CNC1101 is a selective Poly ADP-Ribose Polymerase 1 (PARP1) inhibitor. In tumors with BRCA mutations, PARP1-selective inhibitors induce cell apoptosis through ‘synthetic lethality’.
In the previous study, we developed the LC-MS/MS bioanalytical method of CNC1101 and it met FDA guidelines. This method was successfully applied to pharmacokinetic studies. CNC1101 showed >98% plasma protein binding in rat, mouse, rabbit, dog, and human. It inhibited CYP450s 3A4. In addition, it was moderate to highly stable in mouse, dog, and human microsomes. CNC1101 was orally administered to rats and mice at doses of 3, 10, 30, and 100 mg/kg (mice only), it exhibited linear pharmacokinetics in both species.

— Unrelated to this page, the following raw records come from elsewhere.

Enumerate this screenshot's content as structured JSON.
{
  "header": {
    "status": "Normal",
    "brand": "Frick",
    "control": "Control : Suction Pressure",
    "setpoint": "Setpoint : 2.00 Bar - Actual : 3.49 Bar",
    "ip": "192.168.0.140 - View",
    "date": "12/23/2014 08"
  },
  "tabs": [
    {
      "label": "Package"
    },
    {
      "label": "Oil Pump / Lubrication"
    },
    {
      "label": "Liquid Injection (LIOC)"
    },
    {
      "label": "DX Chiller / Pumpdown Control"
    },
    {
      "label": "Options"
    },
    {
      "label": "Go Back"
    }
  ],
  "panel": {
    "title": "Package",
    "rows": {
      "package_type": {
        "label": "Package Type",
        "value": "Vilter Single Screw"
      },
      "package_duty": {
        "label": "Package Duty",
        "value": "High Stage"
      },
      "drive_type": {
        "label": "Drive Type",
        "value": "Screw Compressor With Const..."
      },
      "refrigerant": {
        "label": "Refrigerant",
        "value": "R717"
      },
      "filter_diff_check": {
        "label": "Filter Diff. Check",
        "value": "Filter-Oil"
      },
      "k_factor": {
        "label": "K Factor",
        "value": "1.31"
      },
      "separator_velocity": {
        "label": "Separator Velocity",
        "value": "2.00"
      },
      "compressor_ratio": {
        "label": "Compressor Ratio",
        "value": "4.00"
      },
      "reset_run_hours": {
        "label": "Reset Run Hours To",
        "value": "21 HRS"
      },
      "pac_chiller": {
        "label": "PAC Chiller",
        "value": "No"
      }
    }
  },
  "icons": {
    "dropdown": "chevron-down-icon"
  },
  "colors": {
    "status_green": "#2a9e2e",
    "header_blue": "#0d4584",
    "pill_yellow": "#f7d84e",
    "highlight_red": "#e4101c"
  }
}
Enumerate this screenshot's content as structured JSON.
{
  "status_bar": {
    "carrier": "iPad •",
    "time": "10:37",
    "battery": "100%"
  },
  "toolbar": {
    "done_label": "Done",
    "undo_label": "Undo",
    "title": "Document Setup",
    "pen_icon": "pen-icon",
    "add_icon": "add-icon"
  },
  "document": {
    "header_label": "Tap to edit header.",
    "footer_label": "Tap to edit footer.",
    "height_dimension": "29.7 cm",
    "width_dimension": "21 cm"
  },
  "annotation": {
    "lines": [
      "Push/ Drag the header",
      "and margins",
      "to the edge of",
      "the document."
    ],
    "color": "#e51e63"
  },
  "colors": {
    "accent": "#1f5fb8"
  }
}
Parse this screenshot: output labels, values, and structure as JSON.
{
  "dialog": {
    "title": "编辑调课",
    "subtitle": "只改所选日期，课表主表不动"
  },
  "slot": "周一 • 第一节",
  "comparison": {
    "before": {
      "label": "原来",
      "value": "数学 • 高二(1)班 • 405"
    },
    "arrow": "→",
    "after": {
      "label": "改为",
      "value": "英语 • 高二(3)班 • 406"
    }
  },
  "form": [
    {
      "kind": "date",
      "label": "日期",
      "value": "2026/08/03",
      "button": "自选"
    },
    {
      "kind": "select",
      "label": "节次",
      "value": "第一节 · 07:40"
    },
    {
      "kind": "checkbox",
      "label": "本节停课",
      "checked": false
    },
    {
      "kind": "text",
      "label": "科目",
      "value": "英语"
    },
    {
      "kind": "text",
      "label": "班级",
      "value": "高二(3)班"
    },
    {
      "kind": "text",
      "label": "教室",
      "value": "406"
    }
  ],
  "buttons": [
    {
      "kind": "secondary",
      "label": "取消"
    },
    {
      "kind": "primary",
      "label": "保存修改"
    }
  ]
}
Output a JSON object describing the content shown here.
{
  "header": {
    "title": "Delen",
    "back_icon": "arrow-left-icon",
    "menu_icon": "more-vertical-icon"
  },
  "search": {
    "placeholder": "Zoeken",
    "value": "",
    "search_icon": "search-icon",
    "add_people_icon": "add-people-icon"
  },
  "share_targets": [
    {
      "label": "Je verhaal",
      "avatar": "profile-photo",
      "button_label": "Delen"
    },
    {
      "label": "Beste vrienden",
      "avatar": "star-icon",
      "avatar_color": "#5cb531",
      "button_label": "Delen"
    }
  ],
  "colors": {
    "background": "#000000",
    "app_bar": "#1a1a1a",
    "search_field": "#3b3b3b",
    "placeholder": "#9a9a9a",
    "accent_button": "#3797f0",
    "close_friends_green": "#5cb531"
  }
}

The bioavailability was 61.3-83.3% in rats and 26.2-37.3% in mice, respectively. Upon oral administration of CNC1101 to rats at 3 mg/kg, high exposure was observed in the adrenal glands and liver, with K_p values greater than 1 in major organs, except the eyes and brain. The K_p values of plasma to brain were 0.887 and 0.196 in rats and mice, respectively, but the free fractions of plasma and brain homogenates showed similar values, indicating interspecies differences in brain distribution.
In conclusion, a pharmacokinetic study was successfully conducted to develop a PARP1-selective oral anticancer drug, and these results will be valuable for achieving clinical approval of CNC1101.